Эрминия не могла произнести ни слова, и поэтому ей хотелось бы, чтобы ее мысли читались в ее глазах как слова, написанные пальцем на затуманенном стекле. Она думала так: «Моя любовь к тебе сильнее той, которой ты любил меня прежде. И я люблю тебя так именно теперь, когда я стала твоим позором, когда я тебе опротивела. Эта любовь, которую я должна скрывать теперь как что-то постыдное, стала для меня праведным наказанием за прежнее мое помрачение! Если бы я эту любовь открыла, и ты сам, и все остальные тогда сказали бы: "Какая бессовестная!" Так оно и есть. Суди меня: я перед тобой виновата. Да, виновата. А эта любовь, в которую ты не сможешь поверить, станет для тебя не только оскорблением, но и насмешкой. О, как страдает душа, породившая эту мою несчастную любовь, что приговорена жить незрячей и умереть безмолвной! И эту боль моей души я приношу Богу как плату за боль твоей. Глазами моей души я вижу твою неизменно прекрасную душу: теперь она кажется мне как никогда прекрасной – такая спокойная, такая справедливая… Она меня обвиняет! Я заслужила смерти, да я и сама себя бы убила. Но мой час еще не пришел. Подожди, Хуан. Твои глаза уже убивают меня, хотя твоя рука творящая праведное возмездие, еще не поднялась. Я не хочу умирать. Я пока еще не должна умереть. Но как же я скажу тебе об этом, если мои уста и мой язык словно окаменели? Я не хочу умирать. Нет, не из-за себя, а из-за твоего сына. Твой взгляд меня убивает. Мой сын… Твой сын… Ты меня убиваешь». Эти мучительные мысли проносились в голове Эрминии, тщетно порываясь вырваться наружу, словно слепень, отчаянно бьющийся об оконное стекло.

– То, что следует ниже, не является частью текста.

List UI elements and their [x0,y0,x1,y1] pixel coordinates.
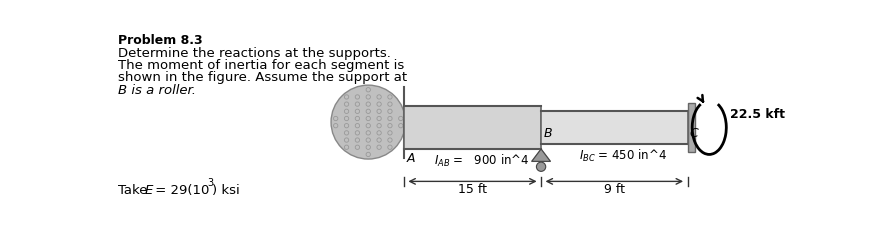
FancyBboxPatch shape [541,111,687,144]
Text: shown in the figure. Assume the support at: shown in the figure. Assume the support … [118,71,407,84]
Text: B: B [543,127,552,140]
FancyBboxPatch shape [404,106,541,149]
Text: Problem 8.3: Problem 8.3 [118,33,202,47]
Text: Determine the reactions at the supports.: Determine the reactions at the supports. [118,47,391,60]
Text: $I_{BC}$ = 450 in^4: $I_{BC}$ = 450 in^4 [580,148,667,164]
Text: 15 ft: 15 ft [458,183,487,196]
Circle shape [331,85,406,159]
Text: The moment of inertia for each segment is: The moment of inertia for each segment i… [118,59,404,72]
Text: Take: Take [118,184,152,197]
Text: A: A [407,152,415,165]
Text: 3: 3 [207,178,213,188]
Text: = 29(10: = 29(10 [151,184,209,197]
Text: ) ksi: ) ksi [212,184,240,197]
Text: E: E [144,184,153,197]
Bar [687,103,695,152]
Text: 22.5 kft: 22.5 kft [730,107,786,120]
Text: 9 ft: 9 ft [604,183,625,196]
Text: $I_{AB}$ =   900 in^4: $I_{AB}$ = 900 in^4 [434,153,529,169]
Polygon shape [532,149,550,161]
Circle shape [536,162,546,171]
Text: C: C [690,127,699,140]
Text: B is a roller.: B is a roller. [118,84,196,97]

На улице послышался звон похоронного колокола.
– Это хоронят дона Синсерато, – пробормотала вдова Гонгора. – Помолимся о его вечном упокоении.

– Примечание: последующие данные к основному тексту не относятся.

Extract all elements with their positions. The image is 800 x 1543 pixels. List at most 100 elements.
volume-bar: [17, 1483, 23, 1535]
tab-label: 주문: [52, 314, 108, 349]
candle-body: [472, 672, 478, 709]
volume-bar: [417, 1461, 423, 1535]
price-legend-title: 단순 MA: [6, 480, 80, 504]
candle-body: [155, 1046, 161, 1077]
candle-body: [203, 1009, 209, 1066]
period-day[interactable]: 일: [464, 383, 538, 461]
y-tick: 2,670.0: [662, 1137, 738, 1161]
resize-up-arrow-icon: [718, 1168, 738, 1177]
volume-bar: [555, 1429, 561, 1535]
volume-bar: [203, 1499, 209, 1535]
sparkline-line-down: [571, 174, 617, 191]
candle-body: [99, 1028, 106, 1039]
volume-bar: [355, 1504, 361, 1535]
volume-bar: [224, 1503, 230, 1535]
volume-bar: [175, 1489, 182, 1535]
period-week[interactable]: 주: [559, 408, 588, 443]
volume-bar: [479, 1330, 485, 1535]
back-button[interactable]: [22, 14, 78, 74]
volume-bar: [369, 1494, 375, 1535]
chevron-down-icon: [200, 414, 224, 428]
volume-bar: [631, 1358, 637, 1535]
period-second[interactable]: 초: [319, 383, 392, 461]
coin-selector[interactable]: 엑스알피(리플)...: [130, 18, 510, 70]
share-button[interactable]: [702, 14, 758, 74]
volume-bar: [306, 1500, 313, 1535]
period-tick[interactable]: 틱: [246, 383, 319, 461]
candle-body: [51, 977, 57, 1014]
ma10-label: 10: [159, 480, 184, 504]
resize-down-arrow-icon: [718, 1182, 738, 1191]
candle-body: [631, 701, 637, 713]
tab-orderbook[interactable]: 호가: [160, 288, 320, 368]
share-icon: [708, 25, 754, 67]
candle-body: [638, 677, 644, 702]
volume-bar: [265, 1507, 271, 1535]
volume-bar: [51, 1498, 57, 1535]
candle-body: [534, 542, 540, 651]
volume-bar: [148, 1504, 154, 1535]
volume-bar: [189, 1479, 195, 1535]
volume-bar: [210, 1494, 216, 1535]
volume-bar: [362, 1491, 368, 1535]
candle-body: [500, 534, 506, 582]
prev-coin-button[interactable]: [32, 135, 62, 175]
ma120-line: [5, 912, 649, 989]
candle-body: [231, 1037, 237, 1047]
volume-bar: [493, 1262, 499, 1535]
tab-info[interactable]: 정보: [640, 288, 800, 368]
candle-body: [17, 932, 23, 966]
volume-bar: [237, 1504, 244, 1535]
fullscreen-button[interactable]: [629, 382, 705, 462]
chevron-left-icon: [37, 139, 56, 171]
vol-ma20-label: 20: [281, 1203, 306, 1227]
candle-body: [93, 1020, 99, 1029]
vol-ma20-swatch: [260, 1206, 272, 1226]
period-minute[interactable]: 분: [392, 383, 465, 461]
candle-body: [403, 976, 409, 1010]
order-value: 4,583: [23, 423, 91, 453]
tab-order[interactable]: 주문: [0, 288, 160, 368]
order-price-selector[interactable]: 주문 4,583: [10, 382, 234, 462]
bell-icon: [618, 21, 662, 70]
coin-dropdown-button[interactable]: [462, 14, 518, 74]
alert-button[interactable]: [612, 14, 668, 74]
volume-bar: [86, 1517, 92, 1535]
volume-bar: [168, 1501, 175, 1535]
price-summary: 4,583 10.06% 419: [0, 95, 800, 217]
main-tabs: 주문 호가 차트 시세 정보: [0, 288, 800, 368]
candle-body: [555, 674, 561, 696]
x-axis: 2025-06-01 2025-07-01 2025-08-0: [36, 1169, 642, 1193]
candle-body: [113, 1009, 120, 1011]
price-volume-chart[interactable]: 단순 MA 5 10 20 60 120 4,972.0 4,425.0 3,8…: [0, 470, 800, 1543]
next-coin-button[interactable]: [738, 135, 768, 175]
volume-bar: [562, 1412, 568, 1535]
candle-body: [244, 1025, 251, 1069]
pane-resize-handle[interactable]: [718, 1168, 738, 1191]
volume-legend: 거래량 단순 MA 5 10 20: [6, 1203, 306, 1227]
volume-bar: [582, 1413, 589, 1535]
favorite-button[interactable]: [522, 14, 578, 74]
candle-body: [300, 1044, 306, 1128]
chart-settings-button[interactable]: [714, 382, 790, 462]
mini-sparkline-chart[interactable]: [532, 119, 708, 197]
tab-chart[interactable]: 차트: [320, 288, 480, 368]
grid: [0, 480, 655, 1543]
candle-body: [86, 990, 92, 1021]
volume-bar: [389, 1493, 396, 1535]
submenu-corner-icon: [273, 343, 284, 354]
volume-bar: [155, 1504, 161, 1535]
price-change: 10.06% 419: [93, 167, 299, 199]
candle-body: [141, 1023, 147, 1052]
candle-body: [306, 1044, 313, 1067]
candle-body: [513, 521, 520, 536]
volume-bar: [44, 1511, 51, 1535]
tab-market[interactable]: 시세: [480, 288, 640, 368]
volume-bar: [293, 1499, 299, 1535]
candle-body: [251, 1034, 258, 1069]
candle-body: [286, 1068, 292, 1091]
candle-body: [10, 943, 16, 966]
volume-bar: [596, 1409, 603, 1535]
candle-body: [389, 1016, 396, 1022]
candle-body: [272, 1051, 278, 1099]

– Как это? – спросил Колас.
– Вчера ночью он умер.
Вдова, Кармина и Хуан-Тигр опустились на колени. Колас, с его деревянной ногой, этого сделать не смог и поэтому лишь наклонил голову. Эрминия сцепила пальцы в молитвенном порыве. Все они молились так горячо, что понемногу отступало сковавшее их напряжение, а души, казалось, возносились к самому небу. Порой то один, то другой вздыхал – и в этих вздохах прорывалось не столько сокрушение, сколько облегчение. Возносясь над землею и давая себе выход в молитве, души наслаждались недолгой свободой.

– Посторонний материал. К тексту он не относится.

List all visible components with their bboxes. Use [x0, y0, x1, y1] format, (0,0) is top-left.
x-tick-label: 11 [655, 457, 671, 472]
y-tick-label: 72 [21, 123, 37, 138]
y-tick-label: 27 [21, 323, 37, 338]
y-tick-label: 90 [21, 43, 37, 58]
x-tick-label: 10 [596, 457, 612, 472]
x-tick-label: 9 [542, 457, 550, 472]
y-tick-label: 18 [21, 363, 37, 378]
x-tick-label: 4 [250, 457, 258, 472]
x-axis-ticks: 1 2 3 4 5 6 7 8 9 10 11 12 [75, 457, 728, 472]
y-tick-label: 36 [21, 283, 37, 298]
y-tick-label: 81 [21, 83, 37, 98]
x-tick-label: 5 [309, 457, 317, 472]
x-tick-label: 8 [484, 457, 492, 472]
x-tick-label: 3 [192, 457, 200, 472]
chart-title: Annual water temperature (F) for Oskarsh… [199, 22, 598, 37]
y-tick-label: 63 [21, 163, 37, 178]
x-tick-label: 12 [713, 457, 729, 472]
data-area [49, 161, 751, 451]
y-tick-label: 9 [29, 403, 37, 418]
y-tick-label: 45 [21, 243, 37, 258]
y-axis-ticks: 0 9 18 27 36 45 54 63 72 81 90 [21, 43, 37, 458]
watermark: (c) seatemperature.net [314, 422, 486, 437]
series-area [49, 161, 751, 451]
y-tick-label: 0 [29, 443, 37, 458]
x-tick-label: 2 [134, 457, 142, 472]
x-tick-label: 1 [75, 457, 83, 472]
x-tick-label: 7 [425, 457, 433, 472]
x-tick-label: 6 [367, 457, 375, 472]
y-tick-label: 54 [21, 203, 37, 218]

Хуан-Тигр поднялся на ноги первым. Скрестив высоко поднятые руки и откинув голову назад, он, как если бы потолок его комнаты вдруг стал прозрачным, устремил свой взор в далекую-далекую точку, словно созерцая там обитель праведников. Так Хуан-Тигр простоял Довольно долго. Потом он поднес ладонь к уху – как будто для того, чтобы лучше услышать далекий-далекий голос. Затем Хуан-Тигр трижды кивнул головой, словно выражая свое согласие с тем, что ему говорил кто-то. А потом, все еще не опуская угрожающе поднятых рук, он взглянул на Эрминию. Лицо Хуана-Тигра было страшно. Колас сделал шаг вперед, готовясь предотвратить его нападение. Но Хуан-Тигр, повернувшись спиной к двери, уже отступил, в то же время не отрывая взгляда от жены. Он остановился на пороге, а потом исчез за дверью.
– А я-то боялся, что он вздумает ее душить, – шепнул Колас донье Илюминаде.
– И я думала то же самое. Ну, сынок, иди: ты должен быть рядом с ним. Поговори с ним. Расскажи ему всю правду. Постарайся, чтобы просветлел его помраченный рассудок, а в его сердце опять воцарился покой. После Эрминии он любит одного только тебя.
– Он не захотел меня выслушать. Пожалуй, он еще не готов принять правду. Похоже, он думает, что мы хотим успокоить его сладкой ложью. Лучше уж пока оставить его одного. Я его знаю. Ярость налетает на него внезапно, но тут же проходит. Из рычащего льва он за одну секунду превращается в воркующего голубка.
– Дай-то Бог, чтобы и на этот раз было так же! – Донья Илюминада подошла к Эрминии. Нежно поглаживая ее по щекам, она приговаривала:
– Самое страшное уже позади: вот вы и встретились, но, к счастью, ничего не случилось. Все остальное устроится само собой – или мало-помалу, или мгновенно. Когда есть любовь, то нет ничего невозможного, а Хуан-Тигр тебя обожает.